Die Lehre vom kybernetischen Aufeinanderwirken polarer Kräfte oder .Wesenheiten ist, verflochten mit der Idee der leiblichen Dreieinheit, das Leitmotiv von Geyers Gedankengängen. In jedem Kapitel des Buches finden sich Sätze der Wechselbezüglichkeit wie die folgenden:

«Die Situation des Mythos unterscheidet sich von derjenigen des Logos dadurch, dass der mythische Mensch tut, um zu erkennen, der logische Mensch aber erkennt, um zu tun, wobei die logische Komponente des Mythos sich nachträglich aus dem Geschehen ergibt, die mythische Komponente des Logos nachträglich aus dem zurückgelegten Wege, aus der. Heuristik.»

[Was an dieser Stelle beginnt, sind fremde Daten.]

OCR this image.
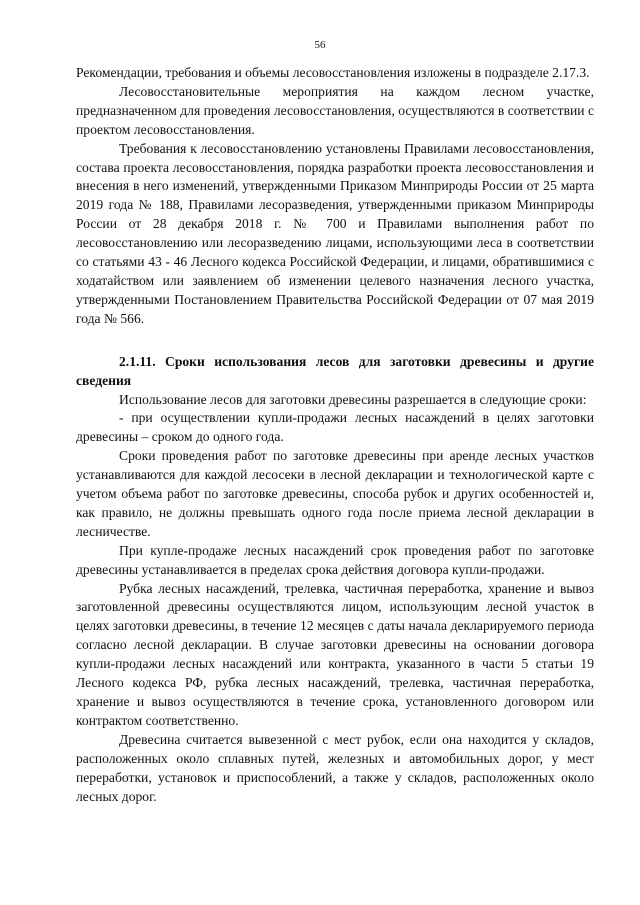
56

Рекомендации, требования и объемы лесовосстановления изложены в подразделе 2.17.3.

Лесовосстановительные мероприятия на каждом лесном участке, предназначенном для проведения лесовосстановления, осуществляются в соответствии с проектом лесовосстановления.

Требования к лесовосстановлению установлены Правилами лесовосстановления, состава проекта лесовосстановления, порядка разработки проекта лесовосстановления и внесения в него изменений, утвержденными Приказом Минприроды России от 25 марта 2019 года № 188, Правилами лесоразведения, утвержденными приказом Минприроды России от 28 декабря 2018 г. № 700 и Правилами выполнения работ по лесовосстановлению или лесоразведению лицами, использующими леса в соответствии со статьями 43 - 46 Лесного кодекса Российской Федерации, и лицами, обратившимися с ходатайством или заявлением об изменении целевого назначения лесного участка, утвержденными Постановлением Правительства Российской Федерации от 07 мая 2019 года № 566.

2.1.11. Сроки использования лесов для заготовки древесины и другие сведения

Использование лесов для заготовки древесины разрешается в следующие сроки:

- при осуществлении купли-продажи лесных насаждений в целях заготовки древесины – сроком до одного года.

Сроки проведения работ по заготовке древесины при аренде лесных участков устанавливаются для каждой лесосеки в лесной декларации и технологической карте с учетом объема работ по заготовке древесины, способа рубок и других особенностей и, как правило, не должны превышать одного года после приема лесной декларации в лесничестве.

При купле-продаже лесных насаждений срок проведения работ по заготовке древесины устанавливается в пределах срока действия договора купли-продажи.

Рубка лесных насаждений, трелевка, частичная переработка, хранение и вывоз заготовленной древесины осуществляются лицом, использующим лесной участок в целях заготовки древесины, в течение 12 месяцев с даты начала декларируемого периода согласно лесной декларации. В случае заготовки древесины на основании договора купли-продажи лесных насаждений или контракта, указанного в части 5 статьи 19 Лесного кодекса РФ, рубка лесных насаждений, трелевка, частичная переработка, хранение и вывоз осуществляются в течение срока, установленного договором или контрактом соответственно.

Древесина считается вывезенной с мест рубок, если она находится у складов, расположенных около сплавных путей, железных и автомобильных дорог, у мест переработки, установок и приспособлений, а также у складов, расположенных около лесных дорог.
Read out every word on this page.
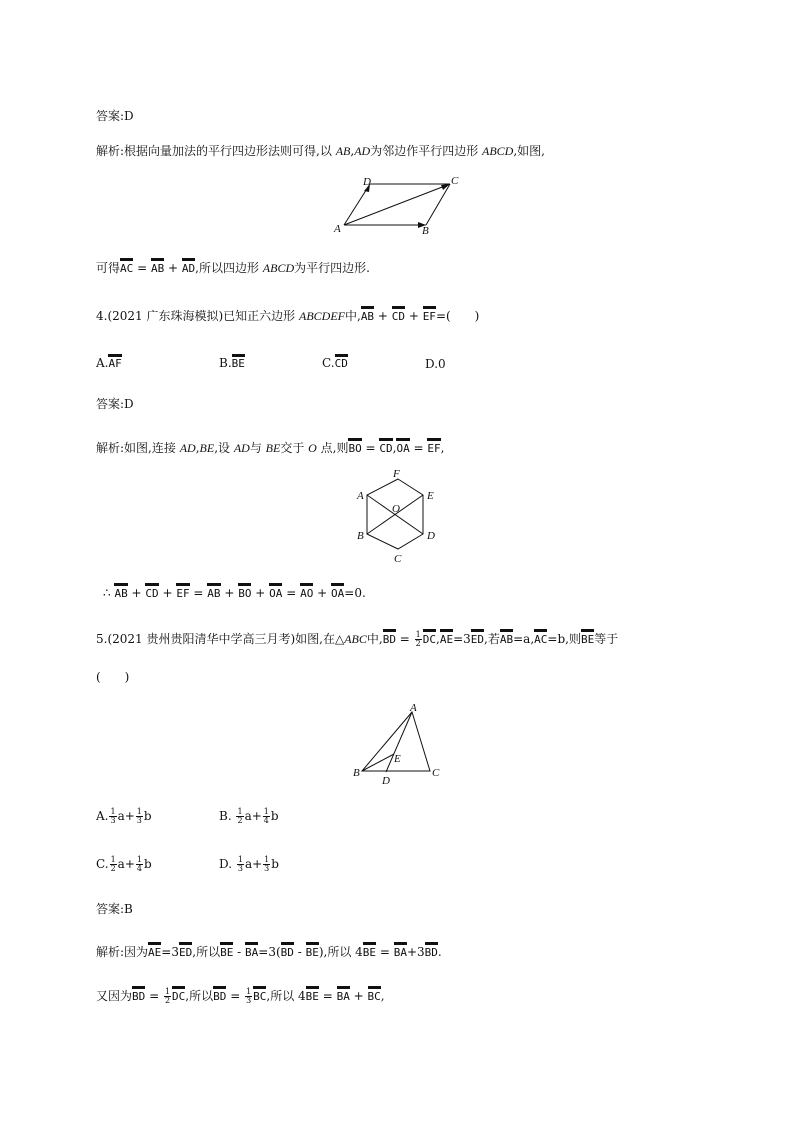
答案:D
解析:根据向量加法的平行四边形法则可得,以 AB,AD为邻边作平行四边形 ABCD,如图,
A	B
C
D
可得AC = AB + AD,所以四边形 ABCD为平行四边形.
4.(2021 广东珠海模拟)已知正六边形 ABCDEF中,AB + CD + EF=(　　)
A.AF	B.BE	C.CD	D.0
答案:D
解析:如图,连接 AD,BE,设 AD与 BE交于 O 点,则BO = CD,OA = EF,
F
A	E
O
B	D
C
∴ AB + CD + EF = AB + BO + OA = AO + OA=0.
5.(2021 贵州贵阳清华中学高三月考)如图,在△ABC中$,BD = \frac{1}{2} DC,AE=3ED$,若AB=a,AC=b,则BE等于
(　　)
A
B	C
D
E
A. $\frac{1}{3} a+ \frac{1}{3}$ b	B. $\frac{1}{2} a+ \frac{1}{4}$ b
C. $\frac{1}{2} a+ \frac{1}{4}$ b	D. $\frac{1}{3} a+ \frac{1}{3}$ b
答案:B
解析:因为AE=3ED,所以BE - BA=3(BD - BE),所以 4BE = BA+3BD.
又因为BD = $\frac{1}{2}$ DC,所以BD = $\frac{1}{3}$ BC,所以 4BE = BA + BC,
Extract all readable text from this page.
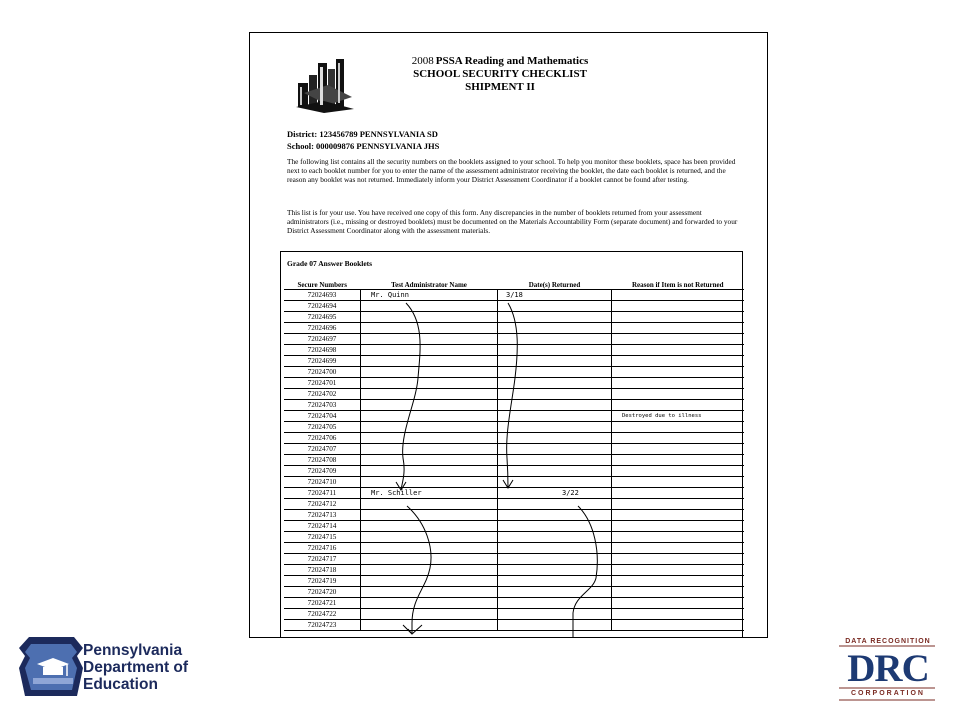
2008 PSSA Reading and Mathematics
SCHOOL SECURITY CHECKLIST
SHIPMENT II
District: 123456789 PENNSYLVANIA SD
School: 000009876 PENNSYLVANIA JHS
The following list contains all the security numbers on the booklets assigned to your school. To help you monitor these booklets, space has been provided next to each booklet number for you to enter the name of the assessment administrator receiving the booklet, the date each booklet is returned, and the reason any booklet was not returned. Immediately inform your District Assessment Coordinator if a booklet cannot be found after testing.
This list is for your use. You have received one copy of this form. Any discrepancies in the number of booklets returned from your assessment administrators (i.e., missing or destroyed booklets) must be documented on the Materials Accountability Form (separate document) and forwarded to your District Assessment Coordinator along with the assessment materials.
Grade 07 Answer Booklets
Secure Numbers	Test Administrator Name	Date(s) Returned	Reason if Item is not Returned
72024693	Mr. Quinn	3/18	
72024694			
72024695			
72024696			
72024697			
72024698			
72024699			
72024700			
72024701			
72024702			
72024703			
72024704			Destroyed due to illness
72024705			
72024706			
72024707			
72024708			
72024709			
72024710			
72024711	Mr. Schiller	3/22	
72024712			
72024713			
72024714			
72024715			
72024716			
72024717			
72024718			
72024719			
72024720			
72024721			
72024722			
72024723			
Pennsylvania
Department of
Education
DATA RECOGNITION
DRC
CORPORATION
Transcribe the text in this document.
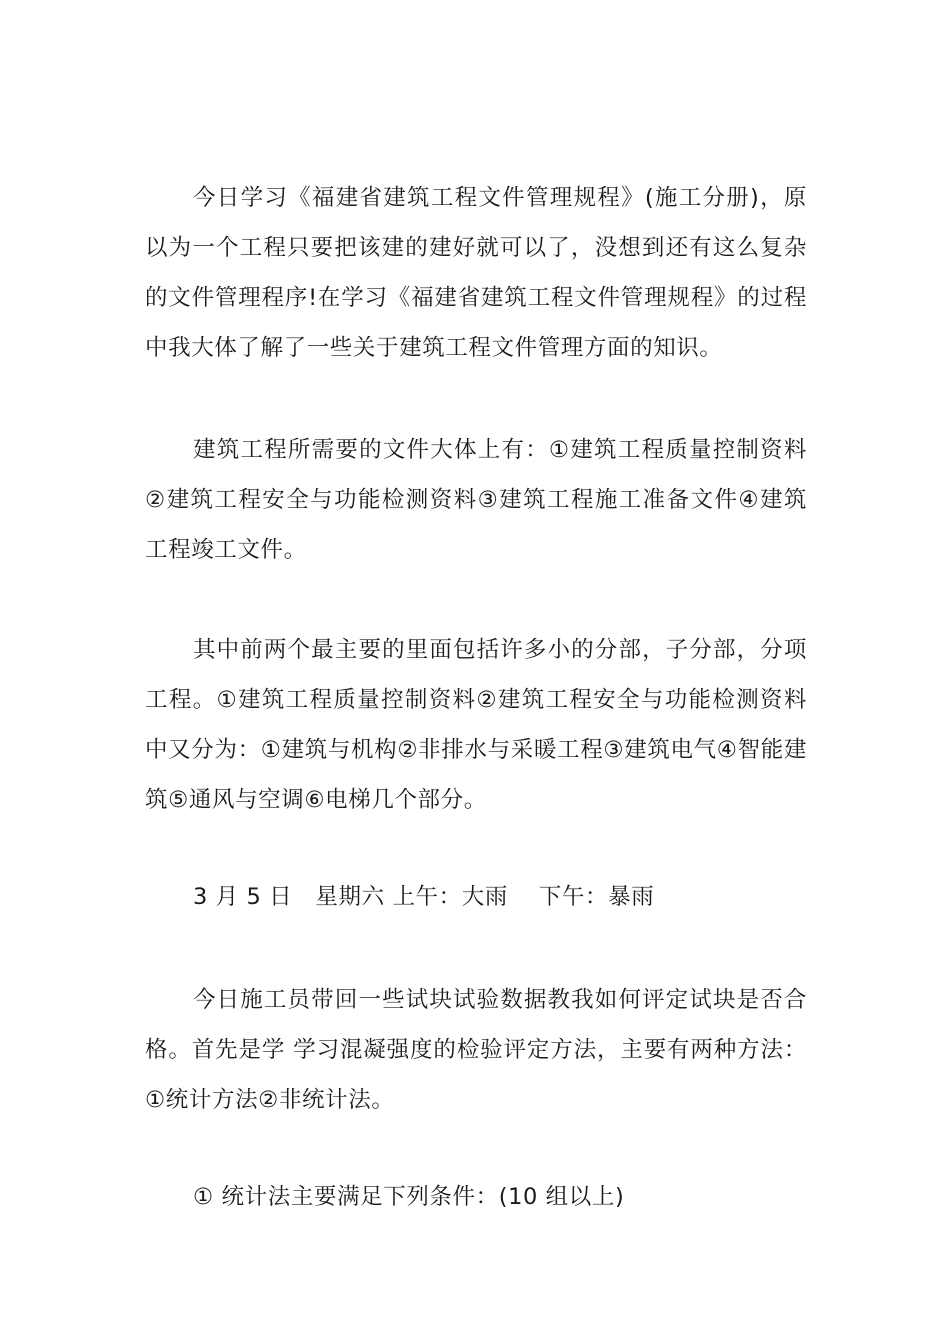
今日学习《福建省建筑工程文件管理规程》(施工分册)，原以为一个工程只要把该建的建好就可以了，没想到还有这么复杂的文件管理程序!在学习《福建省建筑工程文件管理规程》的过程中我大体了解了一些关于建筑工程文件管理方面的知识。

建筑工程所需要的文件大体上有：①建筑工程质量控制资料②建筑工程安全与功能检测资料③建筑工程施工准备文件④建筑工程竣工文件。

其中前两个最主要的里面包括许多小的分部，子分部，分项工程。①建筑工程质量控制资料②建筑工程安全与功能检测资料中又分为：①建筑与机构②非排水与采暖工程③建筑电气④智能建筑⑤通风与空调⑥电梯几个部分。

3 月 5 日　星期六 上午：大雨　 下午：暴雨

今日施工员带回一些试块试验数据教我如何评定试块是否合格。首先是学 学习混凝强度的检验评定方法，主要有两种方法：①统计方法②非统计法。

① 统计法主要满足下列条件：(10 组以上)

«In unserm Zeitalter, da die Naturwissenschaft ins Innere des Lebens einzudringen beginnt, wächst die Einsicht, dass der Mensch innen will, was die Natur aussen darstellt, dass die Natur ausen will, was der Mensch innen darstellt.»

«Nachdem das Fleisch Wort geworden durch die Naturgeschichte des Menschen, wird das Wort auch Fleisch durch die Geschichte des Menschen.»

«Die Geschichte des Menschen fordert die Bewegung seiner Natur, die Natur des Menschen die Bewegung seiner Geschichte.»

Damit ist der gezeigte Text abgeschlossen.